National recognition through posting to the clearinghouse means the guideline for pediatric eye and vision care has met stringent NGC standards.  It also represents a critical advocacy effort on behalf of the profession and patients that we serve. Fundamental to the doctor-patient relationship is the use of high quality evidence in making clinical care decisions including understanding the pros and cons (i.e., risks and benefits) of all treatment options available based on the relevant clinical situation at hand.  Evidence plays a key role in patient engagement which is a key driver of high quality care and desired outcomes.  It took the AOA EBO several years to develop and implement our process; it is highlighted within each CPG for transparency.  This, along with our continual review and process improvement as part of our Committee feedback loop, reflects best practices in evidence-based clinical care for doctors of optometry and other AOA committees to reference.  And, this also contributed to us achieving NGC recognition in record time.  A huge shout out to the entire AOA EBO Committee and staff who are tireiess advocates for EBO!

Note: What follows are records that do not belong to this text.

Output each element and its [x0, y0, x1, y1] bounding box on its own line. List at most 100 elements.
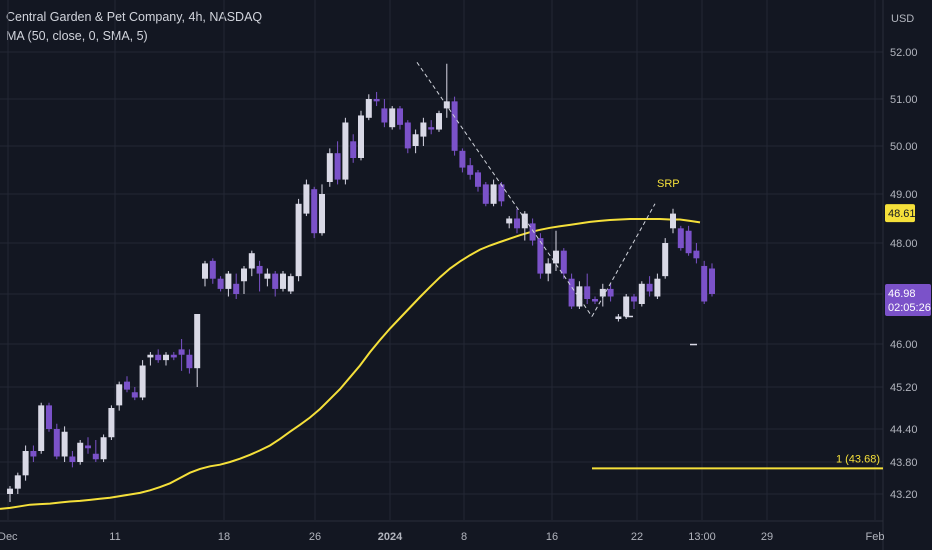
candle-body[interactable]: [553, 250, 559, 264]
candle-body[interactable]: [693, 250, 700, 259]
candle-body[interactable]: [389, 108, 396, 128]
candle-body[interactable]: [631, 296, 637, 302]
candle-body[interactable]: [92, 453, 99, 460]
candle-body[interactable]: [124, 381, 130, 390]
candle-body[interactable]: [30, 451, 37, 457]
candle-body[interactable]: [139, 365, 146, 398]
candle-body[interactable]: [467, 165, 474, 175]
candle-body[interactable]: [319, 194, 325, 234]
candle-body[interactable]: [326, 153, 333, 182]
symbol-title[interactable]: Central Garden & Pet Company, 4h, NASDAQ: [6, 10, 263, 24]
candle-body[interactable]: [529, 223, 536, 241]
candle-body[interactable]: [350, 141, 357, 158]
candle-body[interactable]: [311, 189, 318, 234]
candle-body[interactable]: [272, 273, 279, 289]
candle-body[interactable]: [38, 405, 45, 451]
candle-body[interactable]: [514, 218, 520, 229]
candle-body[interactable]: [295, 203, 302, 277]
candle-body[interactable]: [459, 150, 466, 168]
candle-body[interactable]: [420, 122, 427, 137]
candle-body[interactable]: [69, 456, 76, 463]
candle-body[interactable]: [560, 250, 567, 274]
candle-body[interactable]: [7, 488, 13, 494]
candle-body[interactable]: [709, 268, 715, 295]
candle-body[interactable]: [194, 314, 201, 369]
candle-body[interactable]: [217, 278, 224, 289]
candle-body[interactable]: [490, 184, 497, 204]
candle-body[interactable]: [498, 184, 505, 202]
candle-body[interactable]: [100, 437, 107, 460]
candle-body[interactable]: [108, 408, 115, 438]
candle-body[interactable]: [638, 283, 645, 304]
candle-body[interactable]: [85, 445, 91, 449]
candle-body[interactable]: [576, 286, 583, 307]
candle-body[interactable]: [147, 354, 154, 358]
candle-body[interactable]: [662, 243, 669, 277]
candle-body[interactable]: [170, 354, 177, 358]
candle-body[interactable]: [545, 263, 552, 274]
candle-body[interactable]: [412, 134, 419, 146]
x-tick-label: Dec: [0, 531, 18, 543]
ma-indicator-label[interactable]: MA (50, close, 0, SMA, 5): [6, 29, 148, 43]
candle-body[interactable]: [381, 108, 388, 123]
candle-body[interactable]: [178, 349, 185, 355]
candle-body[interactable]: [623, 296, 630, 317]
candle-body[interactable]: [264, 273, 271, 279]
candle-body[interactable]: [592, 299, 598, 302]
candle-body[interactable]: [163, 354, 169, 361]
candle-body[interactable]: [475, 172, 481, 187]
candle-body[interactable]: [248, 253, 255, 269]
y-tick-label: 44.40: [890, 424, 918, 436]
candle-body[interactable]: [615, 316, 622, 320]
candle-body[interactable]: [506, 218, 513, 224]
candle-body[interactable]: [241, 268, 247, 282]
candle-body[interactable]: [303, 184, 310, 214]
y-tick-label: 43.80: [890, 457, 918, 469]
candle-body[interactable]: [225, 273, 232, 289]
candle-body[interactable]: [14, 475, 21, 489]
candle-body[interactable]: [209, 260, 216, 279]
candle-body[interactable]: [685, 230, 692, 254]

As I have mentioned before, the CPG is a necessary high-quality resource and readily available tool for supporting quality patient care.  Approved by the AOA Board of Trustees, and following an intensive process developed by the AOA EBO Team, this guideline offers something for everyone:  evidence for doctors’ clinical decision making; recommendations related to developmental factors and preventing vision loss; and important actions that parents, health care providers, public health leaders, professionals, and other stakeholders can take to ensure children receive optimal care for a lifetime of good health.  It’s been a true labor of love to have been there from early on and developing our AOA EBO processes, and since then seeing our team grow and also authoring three AOA CPGs, all accepted by the NGC.  I love putting my knowledge of health services research and skills in health advocacy to use, by directly contributing to our nation’s understanding of high quality eye and vision care while advancing the role that doctors of optometry have in leading the nation to improved health.  This is incredibly important professional advocacy and leadership to the profession and to communities that need our care.  The good news is that we can ALL advocate together – with your help in dissemination and integration of the information continued in these AOA guidelines, everyone advocates in this critical area – spread the word in your practice, community, and networks that quality evidence in eye care matters to the overall health of us all, no matter what age!